Morgen plane ich, eine weitere Herzattackenmahlzeit zu vermeiden und mir ein ruhiges Plätzchen zu suchen, wo ich ungestört schreiben kann. Wahrscheinlich lege ich mich im Bikini in die Sonne. Dann haben die Fasane wenigstens was zu glotzen. Möglicherweise wäre das gar nicht so schlecht. Wenn man die Augen schließt, kann man sich fast überall hinbeamen, wohin man möchte. Dann liege ich am See und bilde mir ein, dass ich am Pool in Marbella bin und dass die Geräusche um mich herum von Mum kommen, die mit der Hand im Wasser rumplanscht, und nicht von den Schwänen, die ihr Gefieder ausschütteln. Mum hat sich nie wie die anderen in den Liegestuhl gelegt, sondern immer an den Rand des Pools, in die Nähe der Filter, und mit der flachen Hand aufs Wasser geklatscht. Das klang, als platsche ein kleines Kind barfuß über die Fliesen. Bis heute weiß ich nicht, ob sie das gemacht hat, um sich abzukühlen oder weil ihr das Geräusch so gut gefiel. Jedenfalls habe ich es auch gern gehört, auch wenn ich ihr immer gesagt habe, sie soll damit aufhören. Wahrscheinlich weil ich das Schweigen brechen und sie dazu bringen wollte, die Augen aufzumachen und mich anzuschauen.
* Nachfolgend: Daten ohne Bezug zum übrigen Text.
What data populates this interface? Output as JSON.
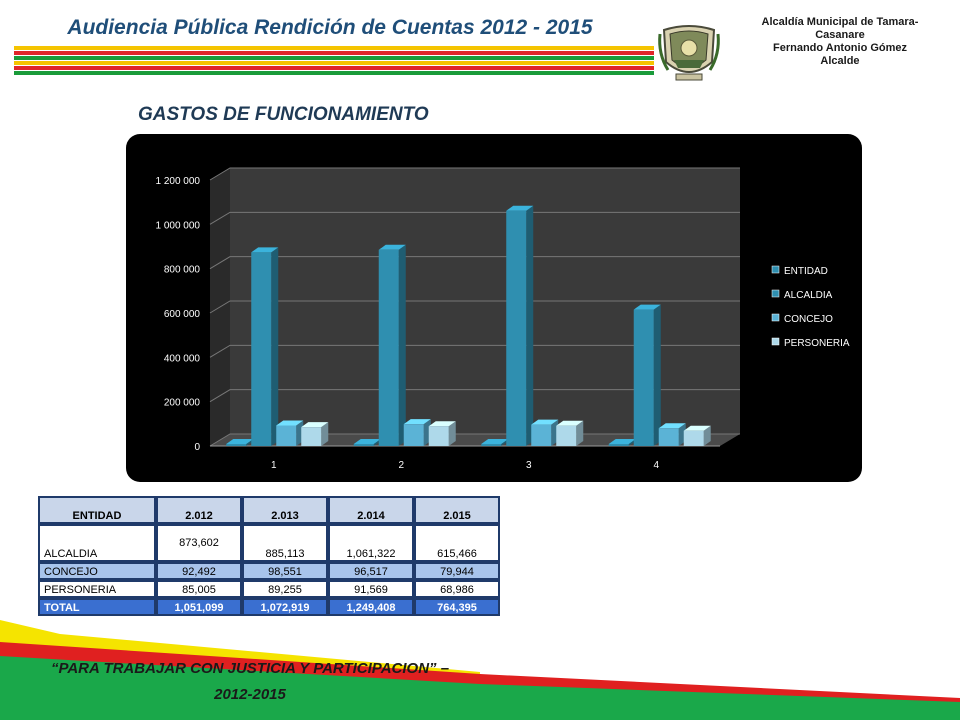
{
  "header": {
    "title": "Audiencia Pública Rendición de Cuentas 2012 - 2015",
    "stripe_colors": [
      "#f5c400",
      "#e0262a",
      "#1a9b3a",
      "#f5c400",
      "#e0262a",
      "#1a9b3a"
    ]
  },
  "office": {
    "line1": "Alcaldía Municipal de Tamara-",
    "line2": "Casanare",
    "line3": "Fernando Antonio Gómez",
    "line4": "Alcalde"
  },
  "section_title": "GASTOS DE FUNCIONAMIENTO",
  "chart_data": {
    "type": "bar",
    "categories": [
      "1",
      "2",
      "3",
      "4"
    ],
    "series": [
      {
        "name": "ENTIDAD",
        "values": [
          0,
          0,
          0,
          0
        ],
        "color": "#2f8fb0"
      },
      {
        "name": "ALCALDIA",
        "values": [
          873602,
          885113,
          1061322,
          615466
        ],
        "color": "#2f8fb0"
      },
      {
        "name": "CONCEJO",
        "values": [
          92492,
          98551,
          96517,
          79944
        ],
        "color": "#5bb3d6"
      },
      {
        "name": "PERSONERIA",
        "values": [
          85005,
          89255,
          91569,
          68986
        ],
        "color": "#aed9ea"
      }
    ],
    "yticks": [
      "0",
      "200 000",
      "400 000",
      "600 000",
      "800 000",
      "1 000 000",
      "1 200 000"
    ],
    "ylim": [
      0,
      1200000
    ],
    "legend_position": "right",
    "grid": true
  },
  "table": {
    "headers": [
      "ENTIDAD",
      "2.012",
      "2.013",
      "2.014",
      "2.015"
    ],
    "rows": [
      {
        "label": "ALCALDIA",
        "values": [
          "873,602",
          "885,113",
          "1,061,322",
          "615,466"
        ]
      },
      {
        "label": "CONCEJO",
        "values": [
          "92,492",
          "98,551",
          "96,517",
          "79,944"
        ]
      },
      {
        "label": "PERSONERIA",
        "values": [
          "85,005",
          "89,255",
          "91,569",
          "68,986"
        ]
      },
      {
        "label": "TOTAL",
        "values": [
          "1,051,099",
          "1,072,919",
          "1,249,408",
          "764,395"
        ]
      }
    ]
  },
  "footer": {
    "line1": "“PARA TRABAJAR CON JUSTICIA Y PARTICIPACION” –",
    "line2": "2012-2015",
    "colors": {
      "yellow": "#f5e400",
      "red": "#e02020",
      "green": "#1aa84a"
    }
  }
}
Wer konnte das alles gewusst haben? Doch nur Mum.
Vielleicht sollte ich mich mitten auf der Spur von Arthurs Rasenmäher im Gras sonnen und hoffen, dass er mich überfährt. Wenn er mich nicht umbringt, kann ich mir auf diese Weise vielleicht wenigstens eine Ganzkörperenthaarung sparen.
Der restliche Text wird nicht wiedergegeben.